Sitting in the library’s childrens’ section helped conjure up some memories. Long ago I sat in a big, puffy red naugahyde chair and started to read the Bible. I don’t remember my age, but my feet did not reach the hassock. That was when I first learned, to my amazement, that Jesus was not a Christian. It took me a few moments to figure out why.

Unlike autobiography (“Just the facts, m’am”), memoir is personal recollection. Fact matters, but story matters more. Writing style matters, but narrator’s voice matters more. Thoreau could have written his autobiography, but instead he wrote “Walden: Or Life in the Woods,” one of the best known and most influential memoirs written.

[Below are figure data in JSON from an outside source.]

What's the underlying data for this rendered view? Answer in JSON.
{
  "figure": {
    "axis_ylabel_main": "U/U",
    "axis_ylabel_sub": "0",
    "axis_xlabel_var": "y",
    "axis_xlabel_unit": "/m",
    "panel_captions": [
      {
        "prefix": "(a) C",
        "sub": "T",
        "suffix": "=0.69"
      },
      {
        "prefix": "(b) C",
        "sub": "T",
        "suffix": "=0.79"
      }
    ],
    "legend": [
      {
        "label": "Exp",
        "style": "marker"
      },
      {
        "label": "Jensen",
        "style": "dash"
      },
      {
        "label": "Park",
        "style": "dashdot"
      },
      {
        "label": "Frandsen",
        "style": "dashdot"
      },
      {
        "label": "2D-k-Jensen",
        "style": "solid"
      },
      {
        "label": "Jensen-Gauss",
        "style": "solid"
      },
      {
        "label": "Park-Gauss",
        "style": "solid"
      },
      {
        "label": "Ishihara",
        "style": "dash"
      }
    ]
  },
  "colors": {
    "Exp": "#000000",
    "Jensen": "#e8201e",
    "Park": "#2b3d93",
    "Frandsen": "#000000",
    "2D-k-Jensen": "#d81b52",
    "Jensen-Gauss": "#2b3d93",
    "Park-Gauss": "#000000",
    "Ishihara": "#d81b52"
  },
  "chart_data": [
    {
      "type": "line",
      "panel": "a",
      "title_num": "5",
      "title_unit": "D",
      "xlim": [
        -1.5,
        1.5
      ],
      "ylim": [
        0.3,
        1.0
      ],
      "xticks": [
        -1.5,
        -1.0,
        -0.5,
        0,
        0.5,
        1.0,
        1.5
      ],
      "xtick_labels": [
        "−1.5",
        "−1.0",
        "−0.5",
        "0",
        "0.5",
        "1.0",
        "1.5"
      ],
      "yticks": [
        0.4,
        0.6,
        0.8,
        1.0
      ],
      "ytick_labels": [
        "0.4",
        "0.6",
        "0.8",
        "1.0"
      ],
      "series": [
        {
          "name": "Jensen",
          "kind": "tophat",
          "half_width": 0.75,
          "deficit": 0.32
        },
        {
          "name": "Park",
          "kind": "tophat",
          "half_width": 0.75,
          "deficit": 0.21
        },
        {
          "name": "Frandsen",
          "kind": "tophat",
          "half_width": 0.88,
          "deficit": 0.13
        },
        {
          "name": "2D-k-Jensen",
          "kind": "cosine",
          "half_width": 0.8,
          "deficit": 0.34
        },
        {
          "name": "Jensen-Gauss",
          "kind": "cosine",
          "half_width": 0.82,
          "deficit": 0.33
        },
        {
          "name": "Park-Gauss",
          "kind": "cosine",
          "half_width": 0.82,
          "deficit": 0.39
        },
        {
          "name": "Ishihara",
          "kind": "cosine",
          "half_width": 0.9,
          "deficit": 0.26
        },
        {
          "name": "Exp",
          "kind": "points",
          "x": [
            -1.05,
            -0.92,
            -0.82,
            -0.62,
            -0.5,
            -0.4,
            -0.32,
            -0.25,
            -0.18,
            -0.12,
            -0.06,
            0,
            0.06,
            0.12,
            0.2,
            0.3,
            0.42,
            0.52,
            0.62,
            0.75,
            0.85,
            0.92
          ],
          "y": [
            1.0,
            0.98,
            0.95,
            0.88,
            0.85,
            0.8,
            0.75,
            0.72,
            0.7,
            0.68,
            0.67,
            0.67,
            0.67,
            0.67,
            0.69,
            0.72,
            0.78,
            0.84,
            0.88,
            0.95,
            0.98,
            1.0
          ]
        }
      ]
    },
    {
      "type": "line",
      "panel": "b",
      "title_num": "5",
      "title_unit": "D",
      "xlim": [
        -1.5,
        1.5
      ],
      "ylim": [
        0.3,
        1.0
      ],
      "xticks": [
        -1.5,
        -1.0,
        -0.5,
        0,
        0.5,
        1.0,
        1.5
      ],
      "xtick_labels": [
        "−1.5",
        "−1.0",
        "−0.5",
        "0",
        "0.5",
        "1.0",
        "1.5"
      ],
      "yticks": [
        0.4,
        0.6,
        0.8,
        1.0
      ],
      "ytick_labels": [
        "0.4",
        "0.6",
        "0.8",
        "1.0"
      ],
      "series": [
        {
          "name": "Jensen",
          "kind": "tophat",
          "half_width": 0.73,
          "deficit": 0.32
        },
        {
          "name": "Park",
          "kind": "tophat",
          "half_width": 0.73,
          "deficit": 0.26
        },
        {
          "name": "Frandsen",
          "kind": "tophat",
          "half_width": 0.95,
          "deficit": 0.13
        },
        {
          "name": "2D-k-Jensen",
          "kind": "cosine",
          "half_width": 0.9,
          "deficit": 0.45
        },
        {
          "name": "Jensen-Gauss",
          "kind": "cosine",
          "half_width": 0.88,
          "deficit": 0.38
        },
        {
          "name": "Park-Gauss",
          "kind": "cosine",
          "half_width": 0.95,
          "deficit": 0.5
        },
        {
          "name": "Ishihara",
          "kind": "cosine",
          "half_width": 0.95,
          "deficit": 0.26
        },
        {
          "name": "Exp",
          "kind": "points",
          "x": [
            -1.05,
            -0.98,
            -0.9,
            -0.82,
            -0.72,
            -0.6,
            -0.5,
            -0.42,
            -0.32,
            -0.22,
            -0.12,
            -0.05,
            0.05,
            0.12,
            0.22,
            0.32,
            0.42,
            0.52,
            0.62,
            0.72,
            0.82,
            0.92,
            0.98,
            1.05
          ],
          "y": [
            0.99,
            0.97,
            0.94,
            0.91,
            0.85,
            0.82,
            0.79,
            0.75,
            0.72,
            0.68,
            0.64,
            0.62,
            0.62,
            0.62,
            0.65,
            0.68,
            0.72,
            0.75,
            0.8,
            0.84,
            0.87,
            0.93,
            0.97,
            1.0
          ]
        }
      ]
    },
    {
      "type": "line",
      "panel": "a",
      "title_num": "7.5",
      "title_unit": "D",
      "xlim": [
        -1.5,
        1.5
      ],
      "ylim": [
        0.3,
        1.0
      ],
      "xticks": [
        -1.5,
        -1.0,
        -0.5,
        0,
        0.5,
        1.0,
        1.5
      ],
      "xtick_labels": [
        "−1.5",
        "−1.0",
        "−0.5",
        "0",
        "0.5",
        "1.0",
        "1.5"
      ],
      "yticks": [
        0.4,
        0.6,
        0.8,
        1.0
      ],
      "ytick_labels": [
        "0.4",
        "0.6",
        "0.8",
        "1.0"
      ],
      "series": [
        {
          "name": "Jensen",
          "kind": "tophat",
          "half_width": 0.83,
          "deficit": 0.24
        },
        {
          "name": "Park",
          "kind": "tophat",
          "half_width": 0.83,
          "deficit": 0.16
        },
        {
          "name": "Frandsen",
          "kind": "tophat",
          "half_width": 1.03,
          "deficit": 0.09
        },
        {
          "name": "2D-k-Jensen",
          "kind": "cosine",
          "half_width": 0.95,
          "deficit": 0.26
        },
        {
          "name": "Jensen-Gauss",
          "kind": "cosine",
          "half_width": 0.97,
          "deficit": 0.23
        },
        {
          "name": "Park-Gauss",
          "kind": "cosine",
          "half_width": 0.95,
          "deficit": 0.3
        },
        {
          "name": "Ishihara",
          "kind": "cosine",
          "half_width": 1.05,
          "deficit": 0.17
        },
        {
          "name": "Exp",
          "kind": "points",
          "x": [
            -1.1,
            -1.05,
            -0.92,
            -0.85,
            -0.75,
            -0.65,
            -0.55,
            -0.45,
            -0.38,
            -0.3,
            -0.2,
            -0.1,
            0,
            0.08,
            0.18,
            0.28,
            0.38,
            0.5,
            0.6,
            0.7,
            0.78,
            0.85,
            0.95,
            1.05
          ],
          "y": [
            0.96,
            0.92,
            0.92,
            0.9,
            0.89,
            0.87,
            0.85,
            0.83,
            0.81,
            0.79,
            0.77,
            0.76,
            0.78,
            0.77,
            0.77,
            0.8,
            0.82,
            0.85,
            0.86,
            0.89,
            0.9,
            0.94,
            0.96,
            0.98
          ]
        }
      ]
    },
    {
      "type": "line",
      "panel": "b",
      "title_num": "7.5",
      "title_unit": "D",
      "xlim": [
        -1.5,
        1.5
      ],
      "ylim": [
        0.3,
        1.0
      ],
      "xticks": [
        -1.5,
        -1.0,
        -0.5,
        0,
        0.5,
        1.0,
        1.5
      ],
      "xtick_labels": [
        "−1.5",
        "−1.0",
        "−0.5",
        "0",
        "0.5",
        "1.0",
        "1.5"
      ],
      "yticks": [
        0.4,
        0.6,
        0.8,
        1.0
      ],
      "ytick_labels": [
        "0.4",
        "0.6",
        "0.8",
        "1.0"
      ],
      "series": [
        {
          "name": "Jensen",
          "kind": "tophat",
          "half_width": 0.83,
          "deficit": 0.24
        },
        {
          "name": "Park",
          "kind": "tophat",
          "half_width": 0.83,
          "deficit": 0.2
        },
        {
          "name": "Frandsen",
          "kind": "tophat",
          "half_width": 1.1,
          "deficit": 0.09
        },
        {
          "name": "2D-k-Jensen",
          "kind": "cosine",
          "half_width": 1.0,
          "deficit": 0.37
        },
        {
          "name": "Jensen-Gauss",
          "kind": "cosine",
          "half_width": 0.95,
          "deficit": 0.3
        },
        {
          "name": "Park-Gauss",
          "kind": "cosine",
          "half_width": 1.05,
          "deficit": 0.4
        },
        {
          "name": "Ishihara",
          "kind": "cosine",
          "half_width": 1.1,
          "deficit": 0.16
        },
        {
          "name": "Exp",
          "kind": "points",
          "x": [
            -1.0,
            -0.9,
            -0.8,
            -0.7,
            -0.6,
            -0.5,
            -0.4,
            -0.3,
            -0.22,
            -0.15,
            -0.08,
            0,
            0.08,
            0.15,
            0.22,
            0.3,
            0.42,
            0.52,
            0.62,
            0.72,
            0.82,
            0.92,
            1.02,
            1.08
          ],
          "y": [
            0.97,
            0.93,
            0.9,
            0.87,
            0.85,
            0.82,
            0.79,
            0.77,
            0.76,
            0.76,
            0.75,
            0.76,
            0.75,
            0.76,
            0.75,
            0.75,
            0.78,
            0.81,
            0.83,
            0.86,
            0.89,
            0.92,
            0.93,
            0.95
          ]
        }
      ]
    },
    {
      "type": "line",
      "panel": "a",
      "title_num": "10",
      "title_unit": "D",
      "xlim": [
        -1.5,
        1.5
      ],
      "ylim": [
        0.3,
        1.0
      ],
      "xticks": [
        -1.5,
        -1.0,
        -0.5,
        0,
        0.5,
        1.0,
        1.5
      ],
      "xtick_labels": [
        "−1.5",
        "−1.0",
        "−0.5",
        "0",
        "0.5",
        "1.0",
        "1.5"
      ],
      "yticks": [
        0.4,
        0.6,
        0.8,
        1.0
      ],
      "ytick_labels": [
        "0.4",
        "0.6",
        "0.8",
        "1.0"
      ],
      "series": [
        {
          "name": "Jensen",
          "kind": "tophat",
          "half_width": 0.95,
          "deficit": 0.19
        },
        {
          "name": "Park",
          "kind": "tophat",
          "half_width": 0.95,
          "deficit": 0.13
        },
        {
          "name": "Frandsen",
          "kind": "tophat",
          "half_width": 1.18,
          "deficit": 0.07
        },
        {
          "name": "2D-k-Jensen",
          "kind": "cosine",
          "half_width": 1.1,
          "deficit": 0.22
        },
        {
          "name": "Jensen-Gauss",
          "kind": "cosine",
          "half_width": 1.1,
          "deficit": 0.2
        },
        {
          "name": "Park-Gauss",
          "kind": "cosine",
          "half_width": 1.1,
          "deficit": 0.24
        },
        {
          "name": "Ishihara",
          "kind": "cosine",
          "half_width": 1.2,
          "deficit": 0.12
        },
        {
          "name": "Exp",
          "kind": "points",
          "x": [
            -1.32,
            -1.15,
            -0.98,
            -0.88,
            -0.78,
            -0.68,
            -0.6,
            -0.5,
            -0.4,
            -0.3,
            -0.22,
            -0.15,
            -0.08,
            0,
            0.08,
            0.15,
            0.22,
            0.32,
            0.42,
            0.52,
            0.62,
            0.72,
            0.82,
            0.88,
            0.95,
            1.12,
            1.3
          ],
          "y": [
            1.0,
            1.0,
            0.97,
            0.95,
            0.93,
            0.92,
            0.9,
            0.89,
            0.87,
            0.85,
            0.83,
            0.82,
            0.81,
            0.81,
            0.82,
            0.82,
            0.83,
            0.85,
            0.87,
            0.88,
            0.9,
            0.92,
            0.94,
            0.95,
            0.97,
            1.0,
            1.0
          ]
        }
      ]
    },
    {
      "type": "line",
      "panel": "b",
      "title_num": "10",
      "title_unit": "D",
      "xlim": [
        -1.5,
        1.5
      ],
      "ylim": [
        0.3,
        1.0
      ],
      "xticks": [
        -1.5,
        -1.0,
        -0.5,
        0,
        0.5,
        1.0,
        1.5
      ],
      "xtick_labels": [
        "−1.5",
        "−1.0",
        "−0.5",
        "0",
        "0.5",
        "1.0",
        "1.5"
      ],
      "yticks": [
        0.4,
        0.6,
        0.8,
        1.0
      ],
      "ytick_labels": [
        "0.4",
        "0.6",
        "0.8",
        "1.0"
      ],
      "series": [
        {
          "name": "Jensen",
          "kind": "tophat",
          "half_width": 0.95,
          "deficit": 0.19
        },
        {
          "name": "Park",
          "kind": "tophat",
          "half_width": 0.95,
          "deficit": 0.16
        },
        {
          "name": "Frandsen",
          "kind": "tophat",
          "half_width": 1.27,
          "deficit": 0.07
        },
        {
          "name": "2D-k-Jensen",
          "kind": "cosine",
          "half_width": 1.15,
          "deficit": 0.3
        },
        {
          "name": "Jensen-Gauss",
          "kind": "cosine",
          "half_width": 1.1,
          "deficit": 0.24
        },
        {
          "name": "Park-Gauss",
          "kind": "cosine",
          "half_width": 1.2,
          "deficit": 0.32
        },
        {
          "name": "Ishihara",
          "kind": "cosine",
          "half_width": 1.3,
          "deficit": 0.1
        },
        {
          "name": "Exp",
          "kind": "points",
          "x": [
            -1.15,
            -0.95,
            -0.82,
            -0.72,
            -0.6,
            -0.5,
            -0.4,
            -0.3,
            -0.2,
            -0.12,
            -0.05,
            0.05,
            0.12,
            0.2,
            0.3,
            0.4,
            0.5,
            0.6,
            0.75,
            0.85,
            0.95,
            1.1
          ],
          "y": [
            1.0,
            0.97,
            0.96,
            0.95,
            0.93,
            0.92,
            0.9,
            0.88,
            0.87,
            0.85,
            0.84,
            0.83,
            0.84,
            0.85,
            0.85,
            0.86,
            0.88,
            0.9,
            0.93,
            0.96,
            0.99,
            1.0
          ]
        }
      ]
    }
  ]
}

When I started the class, I assumed I’d write about the exciting parts of my life: checking for a bomb under Betty Williams’ car, rolling under a car to avoid being trampled by mounted police, getting arrested in front of the White House, keeping house at Gampo Abbey, etc. When I sat down to write, the first thing I remembered was how one of my aunts would sleep on a couch in her living room with the television on.  As  I told the story, I watched my family’s interactions, rhythms, oddities. After fifty years, the story still lived in me.

Autobiography: I was arrested with Quakers in 1971 in front of the White House. Memoir: My family is a rich jungle of attitudes, beliefs, history, secrets, love, anger, which somehow led to this particular young woman being arrested in front of the White House.

Autobiographies, says reviewer Jennie Yabroff, “… were useful for students of history, and, occasionally, were even readable.”  Students of history find that using the Bible to track down historical events is somewhat hit-or-miss. Precise geography, accurate time-lines, detailed descriptions are secondary to the main purpose: telling the personal, meaningful stories of the Jewish people and their relationship with God. The Bible is memoir.

Our spiritual ancestors are sharing “not only the events of their lives, but their sources of meaning, what they value, what they most want.”